Overall, Winn appeared in 161 games, mostly as a reliever. He won 12 games and had 10 saves, with the 1985 to 1987 seasons becoming his best work as he appeared in 136 games, worked 257.2 innings and finished 42 games. He struck out 159 batters in his career.

And to think it all started with a rubber ball thrown at a garage door.

“I remember my mom gave me 20 bucks for the tryout and said, ‘See you later,’” Winn said.

At the time, Winn was living in California as the son of a Navy man.

So when the family relocated to the Ozarks, to Clever, an rural community about 15 miles southwest of Springfield, Winn was a teenager who wanted to keep challenging himself.

He played his junior and senior seasons at Clever, also joining the basketball team, and then helped Republic win the American Legion state title.

“I was good enough to make the team, and we had a good team. We gathered everybody’s best player from every town,” Winn said. “That’s when I got noticed by scouts.”

His best decision was attending college. At John Brown in Siloam Springs, Ark., Winn worked his tail off in order to soar in the minds of old-school baseball scouts.

“The coach there really helped me,” Winn said. “He brought me along slowly. We had a starting staff there when I was a freshman. So I was one of the guys who could just sit back and watch.”

Well, more accurately, he took mental notes. Winn built up his body and arm, and was throwing his fastball in the low 90s by the time he was a junior. He also developed a quality slider.

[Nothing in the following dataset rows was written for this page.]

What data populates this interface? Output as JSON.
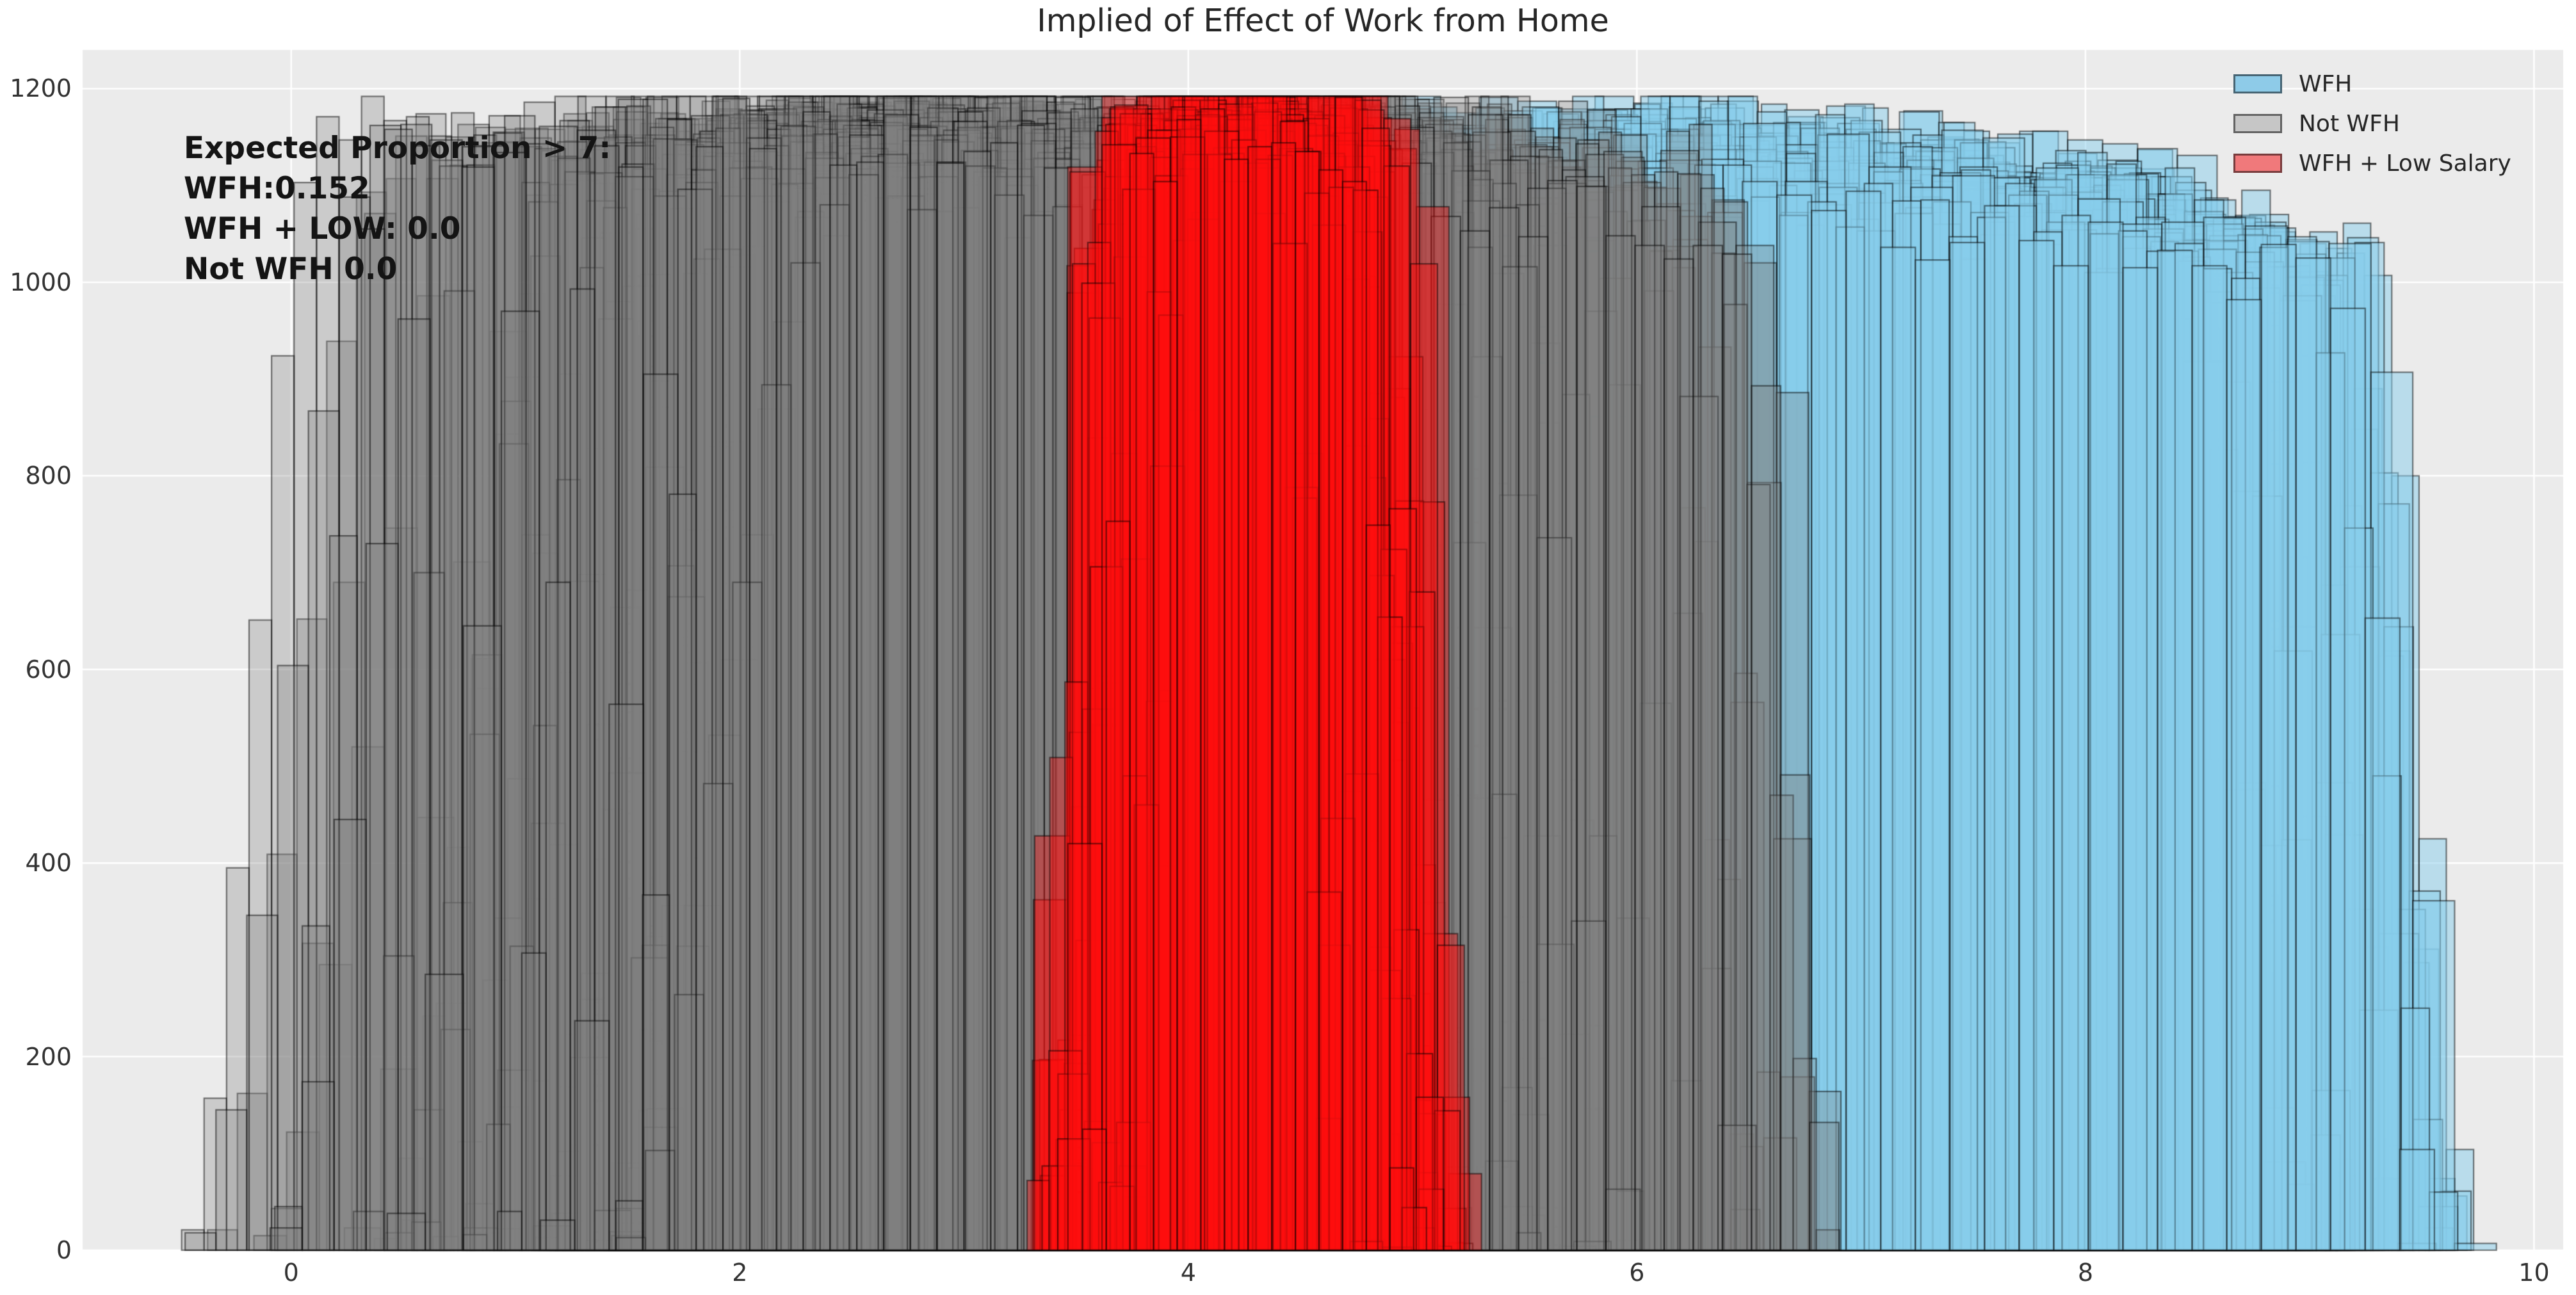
{
  "title": "Implied of Effect of Work from Home",
  "annotation": {
    "lines": [
      "Expected Proportion > 7:",
      "WFH:0.152",
      "WFH + LOW: 0.0",
      "Not WFH 0.0"
    ]
  },
  "legend": {
    "position": "upper right",
    "items": [
      {
        "label": "WFH",
        "swatch_color": "#8ECBE8"
      },
      {
        "label": "Not WFH",
        "swatch_color": "#C6C6C6"
      },
      {
        "label": "WFH + Low Salary",
        "swatch_color": "#F0797B"
      }
    ]
  },
  "style": {
    "figure_background": "#FFFFFF",
    "axes_background": "#EBEBEB",
    "grid_color": "#FFFFFF",
    "title_color": "#262626",
    "tick_label_color": "#333333",
    "annotation_color": "#141414",
    "bar_edge_color": "rgba(0,0,0,0.5)"
  },
  "chart_data": {
    "type": "histogram-ensemble",
    "description": "Many overlapping translucent posterior-draw histograms in three groups",
    "xlim": [
      -0.93,
      10.13
    ],
    "ylim": [
      0,
      1240
    ],
    "x_ticks": [
      {
        "value": 0,
        "label": "0"
      },
      {
        "value": 2,
        "label": "2"
      },
      {
        "value": 4,
        "label": "4"
      },
      {
        "value": 6,
        "label": "6"
      },
      {
        "value": 8,
        "label": "8"
      },
      {
        "value": 10,
        "label": "10"
      }
    ],
    "y_ticks": [
      {
        "value": 0,
        "label": "0"
      },
      {
        "value": 200,
        "label": "200"
      },
      {
        "value": 400,
        "label": "400"
      },
      {
        "value": 600,
        "label": "600"
      },
      {
        "value": 800,
        "label": "800"
      },
      {
        "value": 1000,
        "label": "1000"
      },
      {
        "value": 1200,
        "label": "1200"
      }
    ],
    "grid": true,
    "groups": [
      {
        "name": "WFH",
        "face": "rgba(135,206,235,0.5)",
        "edge": "rgba(0,0,0,0.5)",
        "n_draws": 62,
        "seed": 202,
        "envelope": {
          "support": [
            3.1,
            9.8
          ],
          "dense": [
            5.2,
            9.0
          ],
          "peak_count": 1130
        },
        "lo": {
          "min": 3.15,
          "max": 5.3,
          "pow": 2.8
        },
        "hi": {
          "min": 8.7,
          "max": 9.78,
          "pow": 1.6
        },
        "ramp_lo": [
          0.3,
          0.9
        ],
        "ramp_hi": [
          0.3,
          0.8
        ],
        "plateau": {
          "mean": 1120,
          "sd": 35,
          "min": 980,
          "max": 1165
        },
        "binw": [
          0.11,
          0.19
        ],
        "noise": 0.035,
        "taper": {
          "start": 6.5,
          "end": 9.8,
          "amount": 0.1
        }
      },
      {
        "name": "Not WFH",
        "face": "rgba(128,128,128,0.3)",
        "edge": "rgba(0,0,0,0.5)",
        "n_draws": 70,
        "seed": 101,
        "envelope": {
          "support": [
            -0.5,
            7.0
          ],
          "dense": [
            1.1,
            5.3
          ],
          "peak_count": 1180
        },
        "lo": {
          "min": -0.55,
          "max": 1.45,
          "pow": 2.6
        },
        "hi": {
          "min": 5.15,
          "max": 7.0,
          "pow": 3.0
        },
        "ramp_lo": [
          0.45,
          1.1
        ],
        "ramp_hi": [
          0.25,
          0.7
        ],
        "plateau": {
          "mean": 1140,
          "sd": 30,
          "min": 1020,
          "max": 1185
        },
        "binw": [
          0.1,
          0.17
        ],
        "noise": 0.035,
        "taper": {
          "start": 5.0,
          "end": 7.0,
          "amount": 0.06
        }
      },
      {
        "name": "WFH + Low Salary",
        "face": "rgba(255,15,15,0.4)",
        "edge": "rgba(0,0,0,0.5)",
        "n_draws": 55,
        "seed": 303,
        "envelope": {
          "support": [
            3.3,
            5.3
          ],
          "dense": [
            3.6,
            4.9
          ],
          "peak_count": 1185
        },
        "lo": {
          "min": 3.28,
          "max": 3.75,
          "pow": 1.4
        },
        "hi": {
          "min": 4.65,
          "max": 5.28,
          "pow": 1.4
        },
        "ramp_lo": [
          0.15,
          0.45
        ],
        "ramp_hi": [
          0.2,
          0.55
        ],
        "plateau": {
          "mean": 1150,
          "sd": 25,
          "min": 1080,
          "max": 1188
        },
        "binw": [
          0.1,
          0.16
        ],
        "noise": 0.035,
        "taper": null
      }
    ]
  }
}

“That’s when scouts started coming around,” Winn said. “John Brown didn’t attract a lot of people to our games. So when you saw every scout from every team watching with a radar gun – that’s when I knew I was going to get drafted.”

Drafted in 1981, his career took off two years later. That season, he was assigned to Triple-A Hawaii – yes, Hawaii – and became big-league ready.

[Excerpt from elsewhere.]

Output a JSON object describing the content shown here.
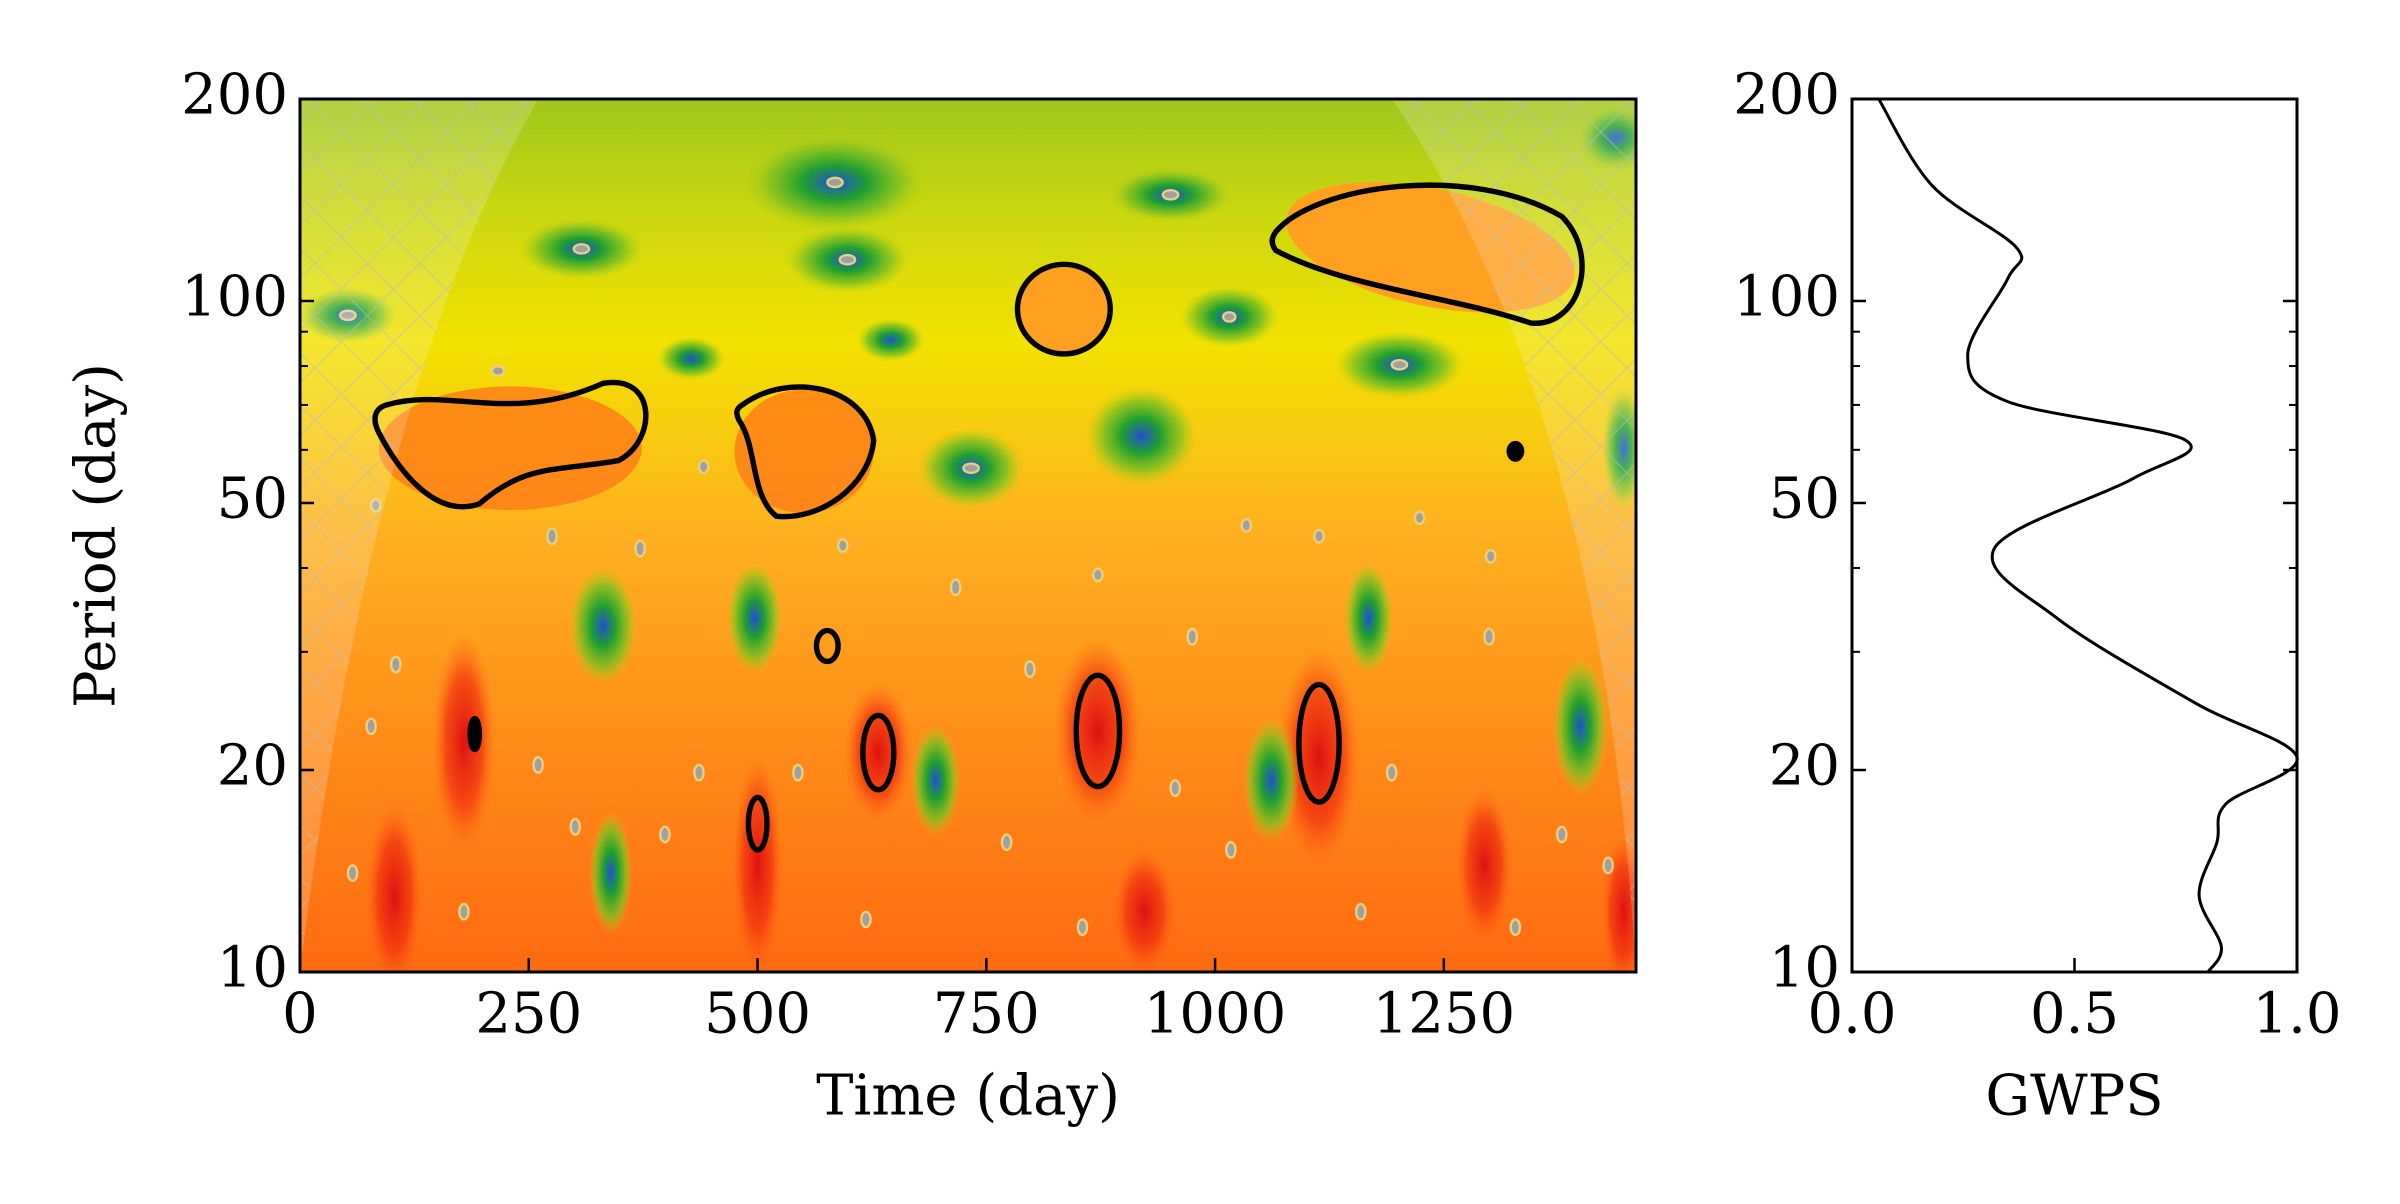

Winn made his debut against the Houston Astros in what became a 10-8 victory. The Pirates trailed 7-2 after three innings, scored four in the fourth and then brought in Winn, whose two innings calmed the storm and allowed Pittsburgh time to work for the win.

Over the next several seasons, even with a sore arm bothering him, Winn never refused to enter a game.

“I didn’t even think of turning down a call from the bullpen,” Winn said, emphasizing that no injury or pain was about to keep him out of the game. “I did everything I wanted to do. It was great being in the big leagues. A blast.”